Bitcoin price and Twitter x
The bitcoin price crash at the beginning of 2018 was caused by various social factors. The influence of news wire stories and social media was especially crucial because of the combination of both credible and fake information together. We accumulate bitcoin data and analyze the relation of Twitter data with the bitcoin price. In particular, we seek to mine Tweets that influence the actual price.

Quantification of grammaticality x
How grammatically complex are adults' utterances as compared with those of children? Or, how is a literal text structurally more complex than a Wikipedia source? One existing, formal way to consider such questions is through the Chomsky hierarchy, which formulates different complexity levels of grammar through constraints put on rewriting rules.

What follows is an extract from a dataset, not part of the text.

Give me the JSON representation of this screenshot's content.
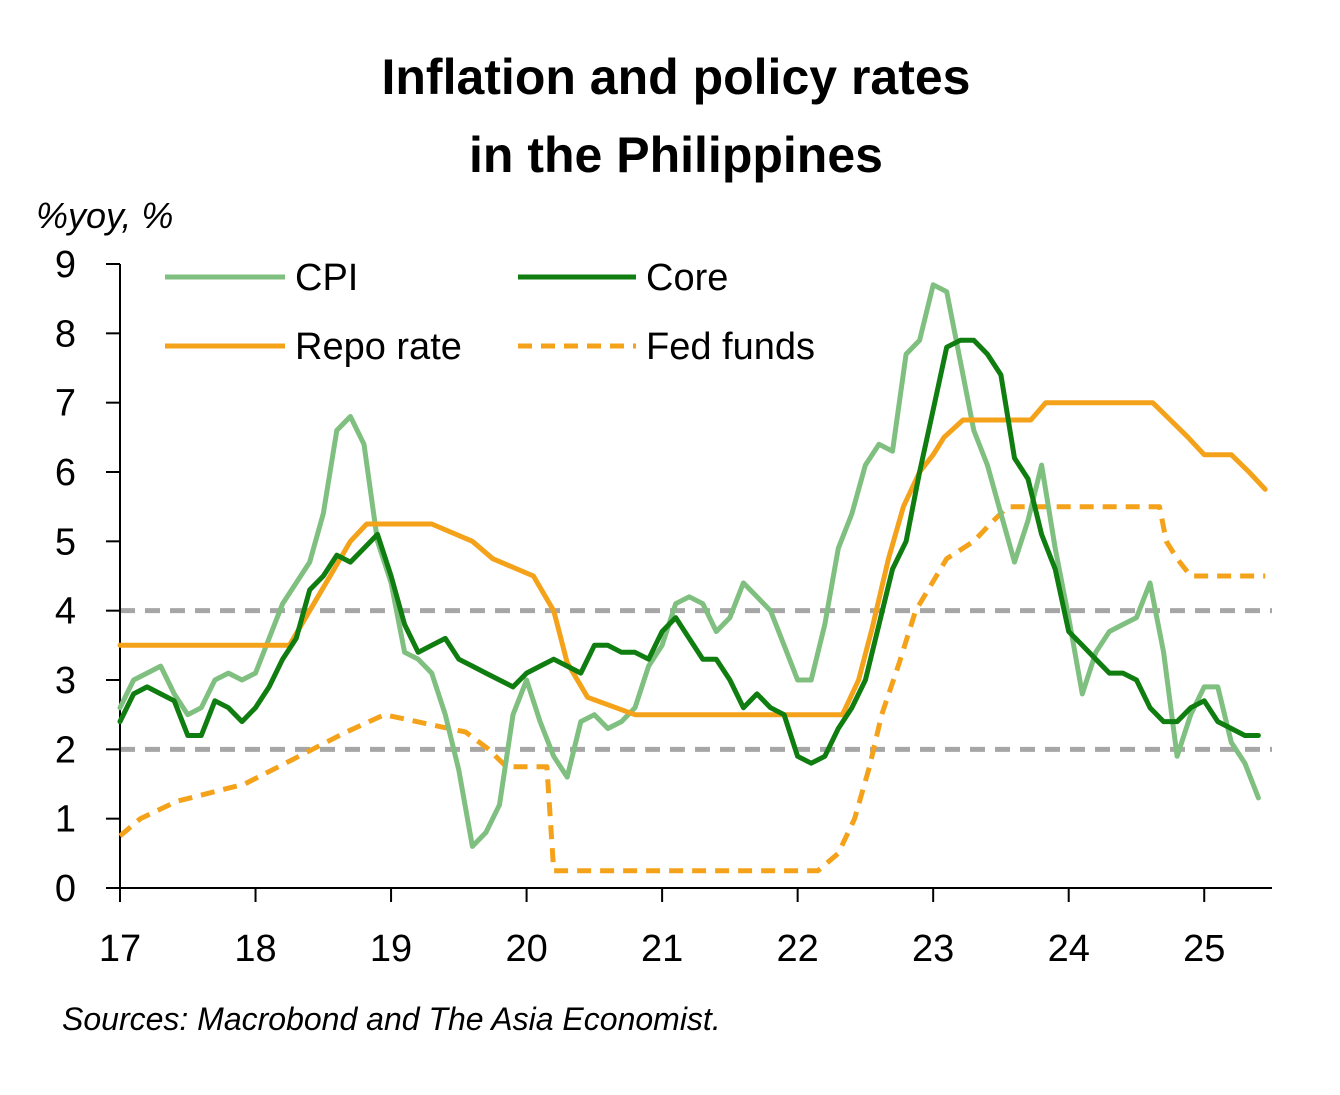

While the hierarchy provides qualitative categorization, we investigate a new way to quantify grammatical complexity by using metrics based on scaling properties. Our method could partly answer the questions raised above.

Computational Semiotics
By using semiotic methodology, we philosophically investigate symbolic systems, especially aspects that are difficult to describe only through computational or mathematical means.
Semiotics of scent x
Human vision can be explained through basic formulations such as RGB, brightness, and saturation. These correspond both to human physical receptors and also to basic words such as "red" and "blue". In contrast, scent cannot be broken down into such basic factors: the human olfactory system has many receptors functioning in a complex manner. This leads to the fact that words representing basic scents are very limited, and instead, we represent the sense of smell through metaphoric expressions such as "smells like an apple" or "scent of lavender." This suggests that an overall picture of olfactory concepts exists in language expression. We collect olfactory expressions from large corpus data and compare cultural differences in the overall space. Moreover, we consider medical applications for testing basic olfactory capacity.
Self-similarity underlying symbolic systems x
A sign is essentially a speculative and reflexive object. Various key questions, such as how a sign is introduced, how it is used and acquires meaning, what kinds of signs exist, and what is the nature of sign systems, are fundamental to understanding the basis of symbolic systems. Focusing on reflexivity, we investigate the nature of a system with symbolic systems and gain understanding of its self-similar characteristics.